El motivo de la consulta, sus pseudoparalisas, ya no era solo eso, ya no significaba solamente la imposibilidad de elevar su brazo por encima de los 90 grados, habíamos logrado ordenar nuestros pensamientos como el más famoso mantra budista: Om mani padme hum, mantra de las seis silabas del bodhisattva, de la COMPASION.
Lo revise con respeto y dedicación ante la atenta mirada de Carlo y Benito, nietos y guardianes a la vez de ese hombre que seguramente representaba su tesoro, la historia de sus cimientos, su ídolo indiscutido por delante de cualquier ídolo moderno, tan efímero y resultadista que solo esclaviza prometiendo felicidad sin nunca darla.

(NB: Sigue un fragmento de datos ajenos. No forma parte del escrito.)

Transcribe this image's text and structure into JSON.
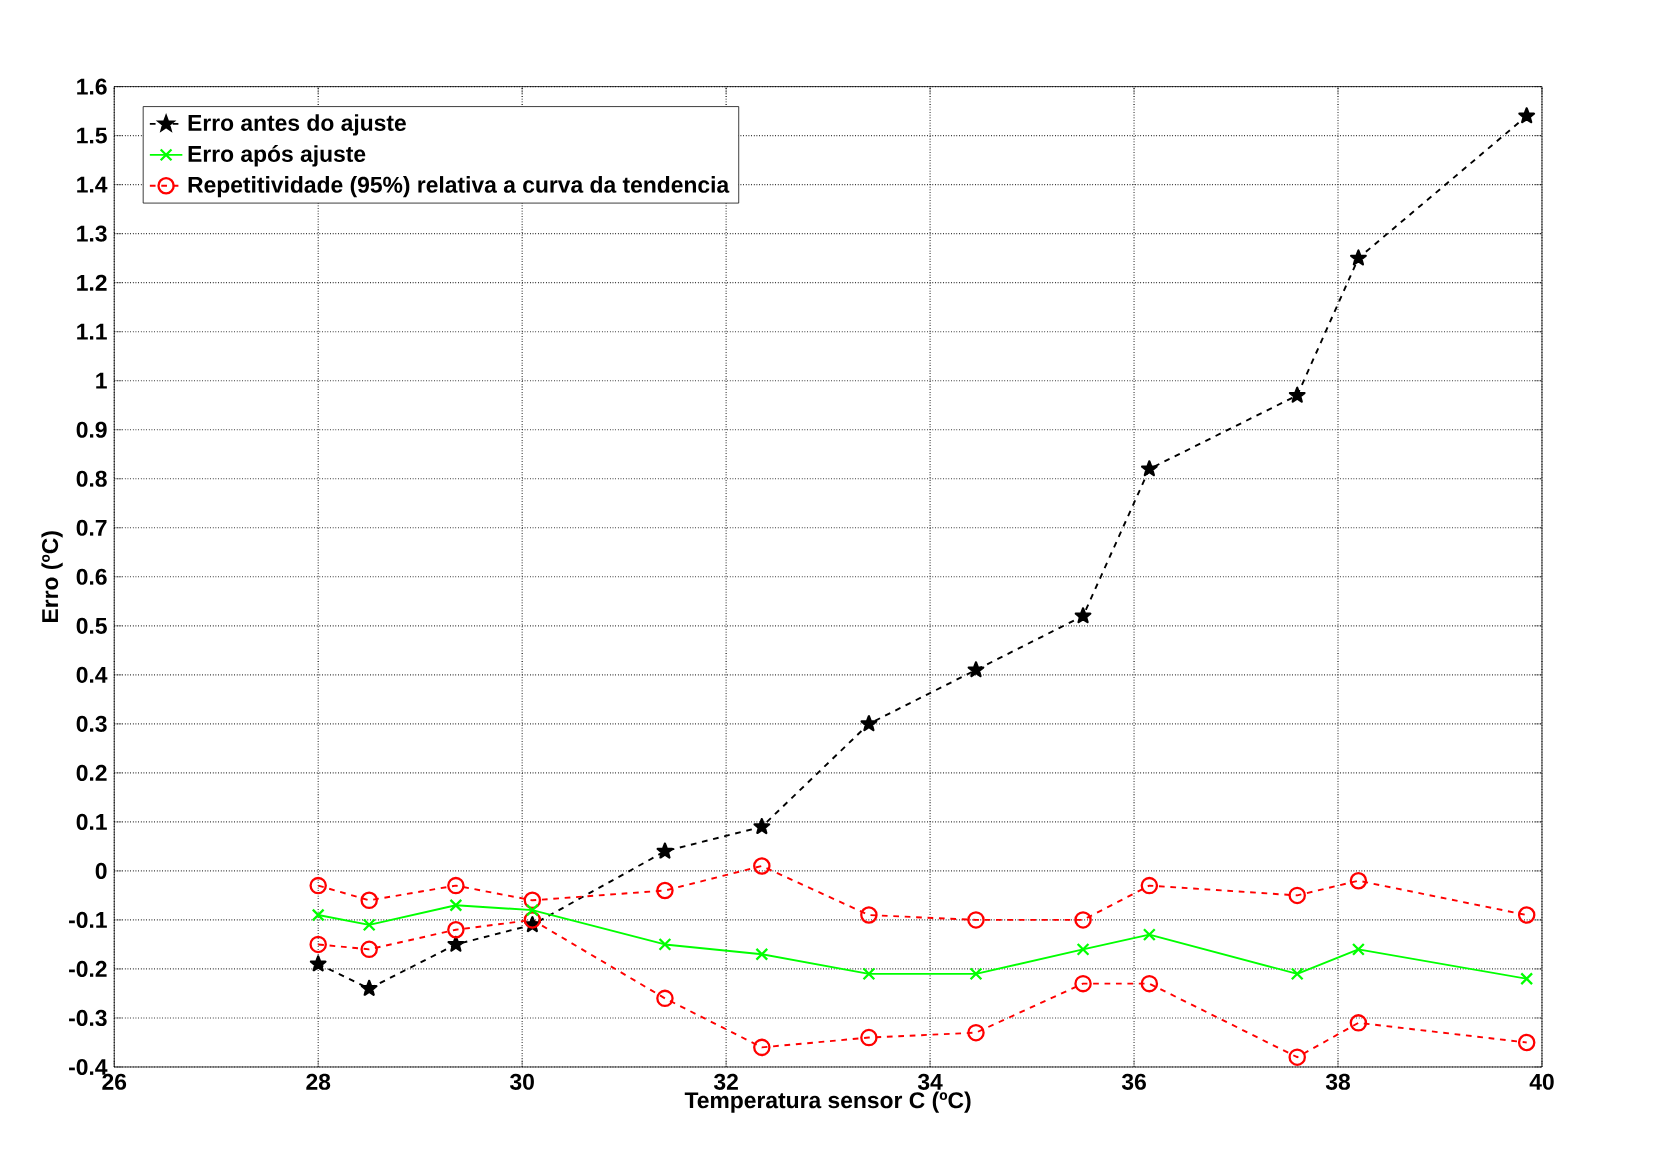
{
  "chart_data": {
    "type": "line",
    "xlabel": "Temperatura sensor C (ºC)",
    "ylabel": "Erro (ºC)",
    "x": [
      28,
      28.5,
      29.35,
      30.1,
      31.4,
      32.35,
      33.4,
      34.45,
      35.5,
      36.15,
      37.6,
      38.2,
      39.85
    ],
    "series": [
      {
        "name": "Erro antes do ajuste",
        "color": "#000000",
        "marker": "star",
        "line_style": "dashed",
        "values": [
          -0.19,
          -0.24,
          -0.15,
          -0.11,
          0.04,
          0.09,
          0.3,
          0.41,
          0.52,
          0.82,
          0.97,
          1.25,
          1.54
        ]
      },
      {
        "name": "Erro após ajuste",
        "color": "#00ff00",
        "marker": "cross",
        "line_style": "solid",
        "values": [
          -0.09,
          -0.11,
          -0.07,
          -0.08,
          -0.15,
          -0.17,
          -0.21,
          -0.21,
          -0.16,
          -0.13,
          -0.21,
          -0.16,
          -0.22
        ]
      },
      {
        "name": "Repetitividade (95%) relativa a curva da tendencia",
        "color": "#ff0000",
        "marker": "circle",
        "line_style": "dashed",
        "values": [
          -0.03,
          -0.06,
          -0.03,
          -0.06,
          -0.04,
          0.01,
          -0.09,
          -0.1,
          -0.1,
          -0.03,
          -0.05,
          -0.02,
          -0.09
        ]
      },
      {
        "color": "#ff0000",
        "marker": "circle",
        "line_style": "dashed",
        "values": [
          -0.15,
          -0.16,
          -0.12,
          -0.1,
          -0.26,
          -0.36,
          -0.34,
          -0.33,
          -0.23,
          -0.23,
          -0.38,
          -0.31,
          -0.35
        ]
      }
    ],
    "xlim": [
      26,
      40
    ],
    "xticks": [
      26,
      28,
      30,
      32,
      34,
      36,
      38,
      40
    ],
    "ylim": [
      -0.4,
      1.6
    ],
    "yticks": [
      -0.4,
      -0.3,
      -0.2,
      -0.1,
      0,
      0.1,
      0.2,
      0.3,
      0.4,
      0.5,
      0.6,
      0.7,
      0.8,
      0.9,
      1,
      1.1,
      1.2,
      1.3,
      1.4,
      1.5,
      1.6
    ],
    "grid": true,
    "legend": "top left"
  }
}
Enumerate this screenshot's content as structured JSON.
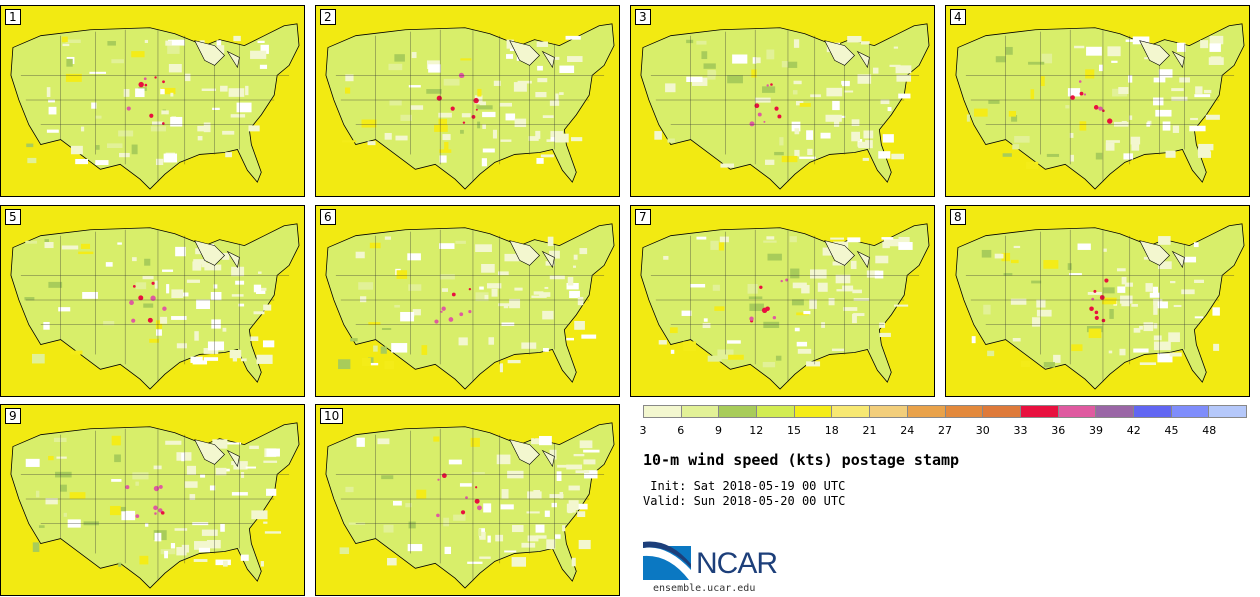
{
  "panels": [
    {
      "label": "1"
    },
    {
      "label": "2"
    },
    {
      "label": "3"
    },
    {
      "label": "4"
    },
    {
      "label": "5"
    },
    {
      "label": "6"
    },
    {
      "label": "7"
    },
    {
      "label": "8"
    },
    {
      "label": "9"
    },
    {
      "label": "10"
    }
  ],
  "legend": {
    "ticks": [
      "3",
      "6",
      "9",
      "12",
      "15",
      "18",
      "21",
      "24",
      "27",
      "30",
      "33",
      "36",
      "39",
      "42",
      "45",
      "48"
    ],
    "colors": [
      "#f3f7cf",
      "#e2f197",
      "#a8cc5a",
      "#d2ec52",
      "#f4ec18",
      "#f7e872",
      "#f2ce7b",
      "#e9a24a",
      "#e3893c",
      "#de7a3a",
      "#e8103f",
      "#df5aa0",
      "#9a66a6",
      "#6166f2",
      "#7f8dfb",
      "#b5c8fa"
    ]
  },
  "title": "10-m wind speed (kts) postage stamp",
  "init": " Init: Sat 2018-05-19 00 UTC",
  "valid": "Valid: Sun 2018-05-20 00 UTC",
  "logo": {
    "text": "NCAR",
    "site": "ensemble.ucar.edu",
    "color": "#1d3f7a",
    "accent": "#0b78c2"
  }
}
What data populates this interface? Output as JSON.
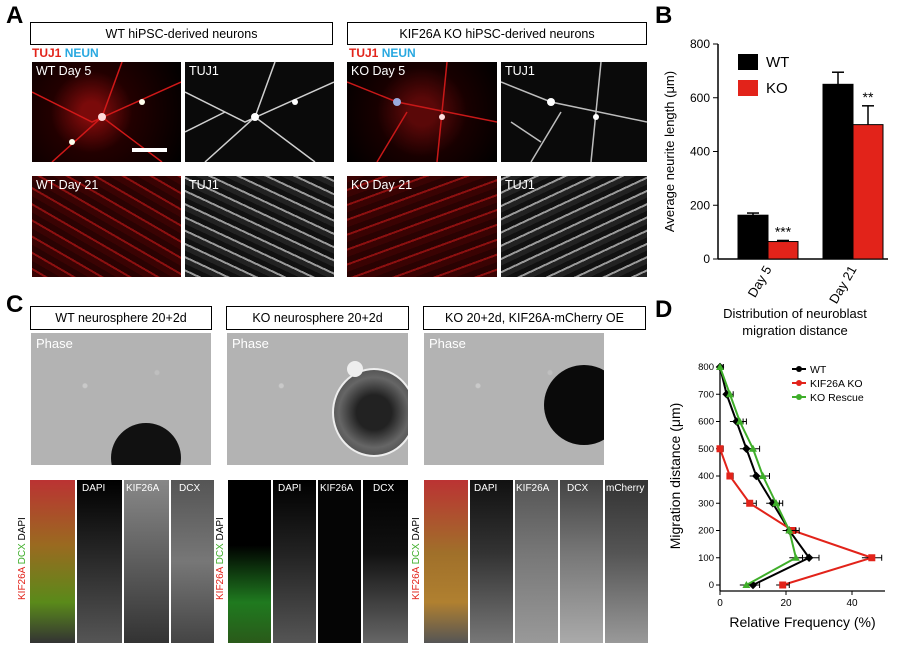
{
  "panels": {
    "A": {
      "letter": "A",
      "wt_header": "WT hiPSC-derived neurons",
      "ko_header": "KIF26A KO hiPSC-derived neurons",
      "stain_tuj1": "TUJ1",
      "stain_neun": "NEUN",
      "images": [
        {
          "label": "WT Day 5"
        },
        {
          "label": "TUJ1"
        },
        {
          "label": "KO Day 5"
        },
        {
          "label": "TUJ1"
        },
        {
          "label": "WT Day 21"
        },
        {
          "label": "TUJ1"
        },
        {
          "label": "KO Day 21"
        },
        {
          "label": "TUJ1"
        }
      ]
    },
    "B": {
      "letter": "B"
    },
    "C": {
      "letter": "C",
      "headers": [
        "WT neurosphere 20+2d",
        "KO neurosphere 20+2d",
        "KO 20+2d, KIF26A-mCherry OE"
      ],
      "phase_label": "Phase",
      "stain_kif26a": "KIF26A",
      "stain_dcx": "DCX",
      "stain_dapi": "DAPI",
      "strips_1": [
        "DAPI",
        "KIF26A",
        "DCX"
      ],
      "strips_2": [
        "DAPI",
        "KIF26A",
        "DCX"
      ],
      "strips_3": [
        "DAPI",
        "KIF26A",
        "DCX",
        "mCherry"
      ]
    },
    "D": {
      "letter": "D"
    }
  },
  "colors": {
    "wt": "#000000",
    "ko": "#e2231a",
    "rescue": "#3fae2a"
  },
  "chart_data": [
    {
      "type": "bar",
      "panel": "B",
      "categories": [
        "Day 5",
        "Day 21"
      ],
      "series": [
        {
          "name": "WT",
          "values": [
            163,
            650
          ],
          "errors": [
            8,
            45
          ]
        },
        {
          "name": "KO",
          "values": [
            65,
            500
          ],
          "errors": [
            4,
            70
          ]
        }
      ],
      "significance": [
        "***",
        "**"
      ],
      "ylabel": "Average neurite length (μm)",
      "ylim": [
        0,
        800
      ],
      "yticks": [
        0,
        200,
        400,
        600,
        800
      ],
      "legend": "top-left"
    },
    {
      "type": "line",
      "panel": "D",
      "title_lines": [
        "Distribution of neuroblast",
        "migration distance"
      ],
      "xlabel": "Relative Frequency (%)",
      "ylabel": "Migration distance (μm)",
      "xticks": [
        0,
        20,
        40
      ],
      "yticks": [
        0,
        100,
        200,
        300,
        400,
        500,
        600,
        700,
        800
      ],
      "xlim": [
        0,
        50
      ],
      "ylim": [
        0,
        800
      ],
      "legend": "top-right",
      "series": [
        {
          "name": "WT",
          "points": [
            [
              10,
              0
            ],
            [
              27,
              100
            ],
            [
              21,
              200
            ],
            [
              16,
              300
            ],
            [
              11,
              400
            ],
            [
              8,
              500
            ],
            [
              5,
              600
            ],
            [
              2,
              700
            ],
            [
              0,
              800
            ]
          ],
          "err": [
            2,
            3,
            2,
            2,
            2,
            2,
            2,
            1,
            1
          ]
        },
        {
          "name": "KIF26A KO",
          "points": [
            [
              19,
              0
            ],
            [
              46,
              100
            ],
            [
              22,
              200
            ],
            [
              9,
              300
            ],
            [
              3,
              400
            ],
            [
              0,
              500
            ]
          ],
          "err": [
            2,
            3,
            2,
            2,
            1,
            1
          ]
        },
        {
          "name": "KO Rescue",
          "points": [
            [
              8,
              0
            ],
            [
              23,
              100
            ],
            [
              21,
              200
            ],
            [
              17,
              300
            ],
            [
              13,
              400
            ],
            [
              10,
              500
            ],
            [
              6,
              600
            ],
            [
              3,
              700
            ],
            [
              0,
              800
            ]
          ],
          "err": [
            2,
            2,
            2,
            2,
            2,
            2,
            2,
            1,
            1
          ]
        }
      ]
    }
  ]
}
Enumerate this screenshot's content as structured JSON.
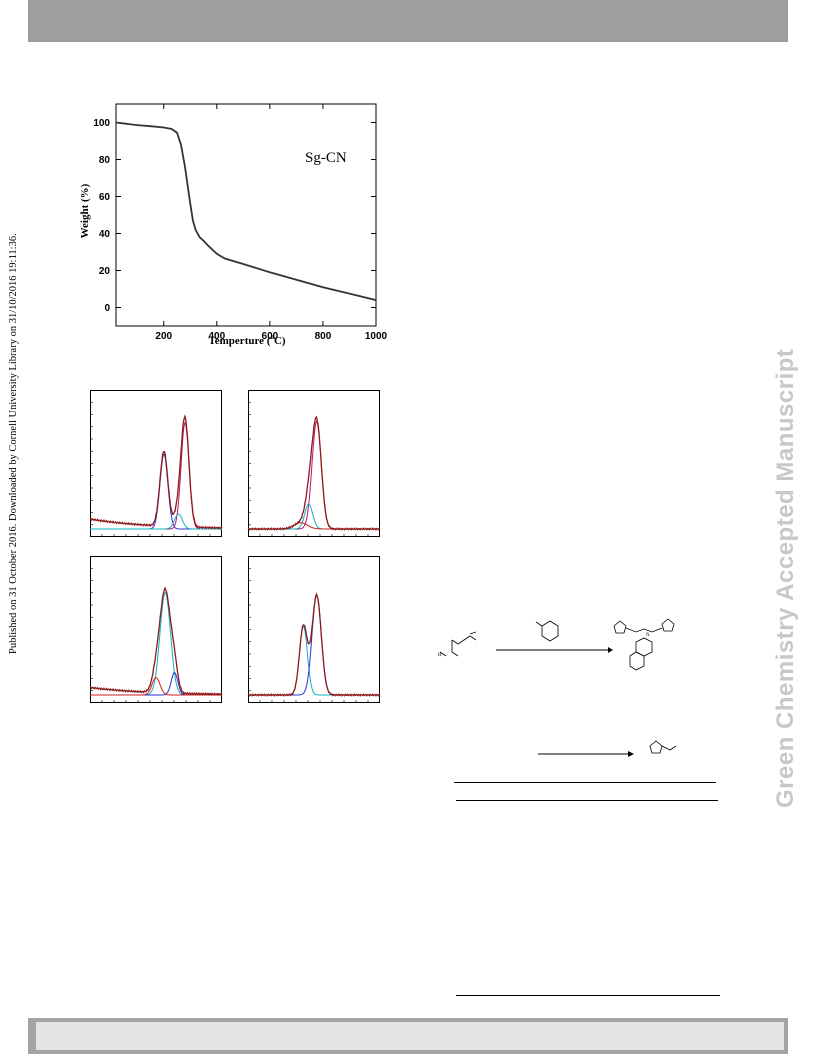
{
  "side_note": "Published on 31 October 2016. Downloaded by Cornell University Library on 31/10/2016 19:11:36.",
  "watermark": "Green Chemistry Accepted Manuscript",
  "chart_data": [
    {
      "type": "line",
      "title": "",
      "annotation": "Sg-CN",
      "xlabel": "Temperture (oC)",
      "xlabel_main": "Temperture (",
      "xlabel_sup": "o",
      "xlabel_end": "C)",
      "ylabel": "Weight (%)",
      "xlim": [
        20,
        1000
      ],
      "ylim": [
        -10,
        110
      ],
      "xticks": [
        "200",
        "400",
        "600",
        "800",
        "1000"
      ],
      "yticks": [
        "0",
        "20",
        "40",
        "60",
        "80",
        "100"
      ],
      "grid": false,
      "color": "#333333",
      "series": [
        {
          "x": [
            20,
            60,
            100,
            150,
            200,
            230,
            250,
            265,
            280,
            290,
            300,
            310,
            320,
            335,
            350,
            370,
            400,
            430,
            500,
            600,
            700,
            800,
            900,
            1000
          ],
          "y": [
            100,
            99.3,
            98.6,
            98.0,
            97.3,
            96.5,
            94.5,
            88,
            76,
            66,
            56,
            47,
            42,
            38,
            36,
            33,
            29,
            26.5,
            23.5,
            19,
            15,
            11,
            7.5,
            4
          ]
        }
      ]
    },
    {
      "type": "line",
      "title": "",
      "note": "four stacked spectrum panels with deconvoluted peaks; axes unlabeled",
      "colors": {
        "envelope": "#8b1a1a",
        "fit": "#c0106f",
        "peak_blue": "#3030d0",
        "peak_cyan": "#10b0c0",
        "peak_red": "#d02020"
      },
      "panels": [
        {
          "peaks": [
            {
              "center": 0.56,
              "height": 0.6,
              "width": 0.03,
              "color": "peak_blue"
            },
            {
              "center": 0.72,
              "height": 0.85,
              "width": 0.03,
              "color": "fit"
            },
            {
              "center": 0.67,
              "height": 0.12,
              "width": 0.03,
              "color": "peak_cyan"
            }
          ],
          "background": 0.08
        },
        {
          "peaks": [
            {
              "center": 0.52,
              "height": 0.86,
              "width": 0.035,
              "color": "fit"
            },
            {
              "center": 0.46,
              "height": 0.2,
              "width": 0.03,
              "color": "peak_cyan"
            },
            {
              "center": 0.4,
              "height": 0.05,
              "width": 0.05,
              "color": "peak_red"
            }
          ],
          "background": 0.0
        },
        {
          "peaks": [
            {
              "center": 0.57,
              "height": 0.82,
              "width": 0.04,
              "color": "peak_cyan"
            },
            {
              "center": 0.64,
              "height": 0.18,
              "width": 0.025,
              "color": "peak_blue"
            },
            {
              "center": 0.5,
              "height": 0.14,
              "width": 0.03,
              "color": "peak_red"
            }
          ],
          "background": 0.06
        },
        {
          "peaks": [
            {
              "center": 0.42,
              "height": 0.55,
              "width": 0.03,
              "color": "peak_cyan"
            },
            {
              "center": 0.52,
              "height": 0.8,
              "width": 0.035,
              "color": "peak_blue"
            }
          ],
          "background": 0.0
        }
      ]
    }
  ]
}
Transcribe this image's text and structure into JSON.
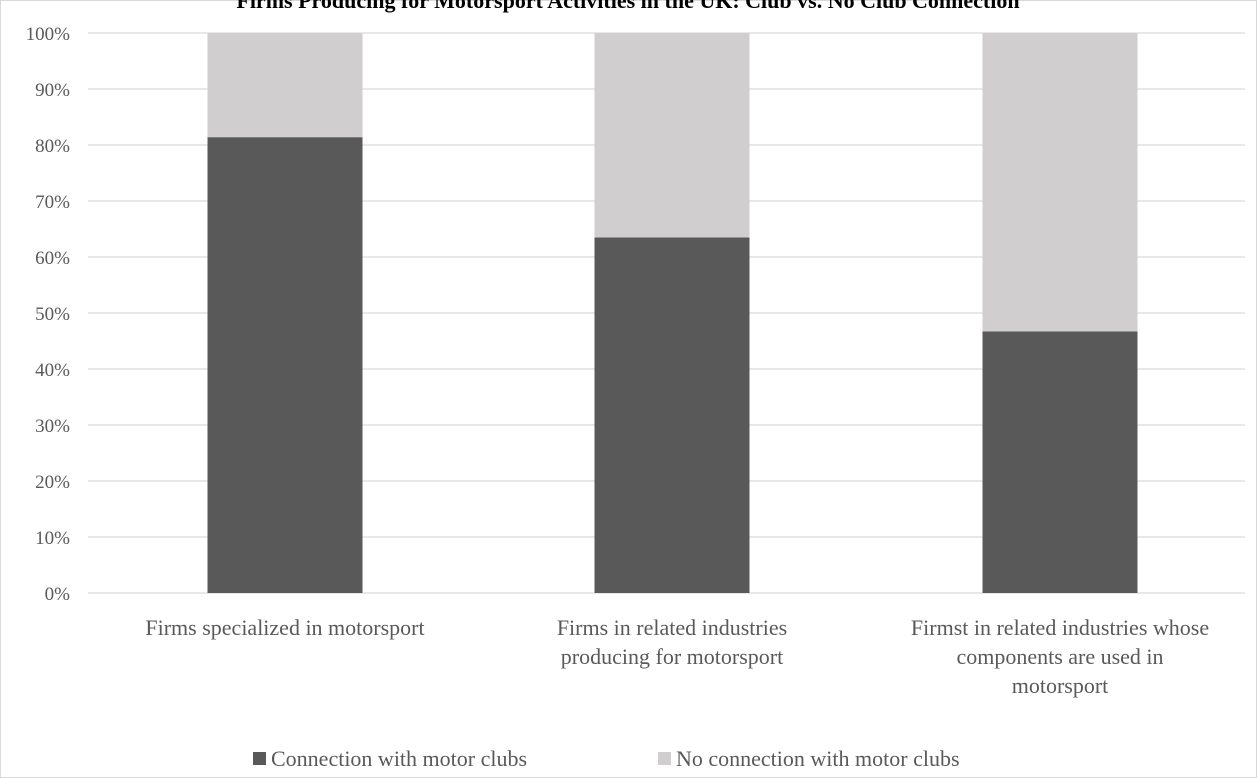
{
  "chart_data": {
    "type": "bar",
    "stacked": true,
    "title": "Firms Producing for Motorsport Activities in the UK: Club vs. No Club Connection",
    "xlabel": "",
    "ylabel": "",
    "ylim": [
      0,
      100
    ],
    "y_unit": "%",
    "y_ticks": [
      "0%",
      "10%",
      "20%",
      "30%",
      "40%",
      "50%",
      "60%",
      "70%",
      "80%",
      "90%",
      "100%"
    ],
    "categories": [
      [
        "Firms specialized in motorsport"
      ],
      [
        "Firms in related industries",
        "producing for motorsport"
      ],
      [
        "Firmst in related industries whose",
        "components are used in",
        "motorsport"
      ]
    ],
    "series": [
      {
        "name": "Connection with motor clubs",
        "color": "#595959",
        "values": [
          81.4,
          63.5,
          46.7
        ]
      },
      {
        "name": "No connection with motor clubs",
        "color": "#d0cece",
        "values": [
          18.6,
          36.5,
          53.3
        ]
      }
    ],
    "grid": true,
    "legend_position": "bottom",
    "colors": {
      "gridline": "#d9d9d9",
      "axis_text": "#595959",
      "title": "#000000",
      "border": "#d9d9d9"
    }
  }
}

Examine con detalle las radiografías y la resonancia magnética nuclear que me había traído de su hombro derecho, nadie hablaba ni preguntaba nada mientras yo lo hacía. Había un respeto extraño e increíblemente incómodo, para mí, ante semejante acto de educación, acostumbrado a una comunidad mal educada a la cual también pertenezco.
Esa atmosfera de comunicación y respeto mutuo me estaba ayudando a definir la reparabilidad o irreparabilidad de una ruptura masiva retraída hasta más allá de la glena, que, el golpear duro el hierro a lo largo de tantos años, habían producido.
Les propuse colocar una Prótesis Reversa, sin dejar de sentirme algo contrariado, como buen artroscopista que soy, por no poder salvar esa articulación gleno-humeral que tanto había trabajado, ayudando a forjar una personalidad, poniendo el pan en la mesa, asegurando un futuro de dignidad y convirtiendo a ese italiano rudo, en un ser capaz de dar mucho más que lo que quiso recibir a lo largo de su vida.
Ya en mi auto rumbo a casa, no necesito escuchar ninguna oración, el silencio me conmueve, solo quiero poder no necesitar nada más que un yunque y un martillo para poder ser feliz.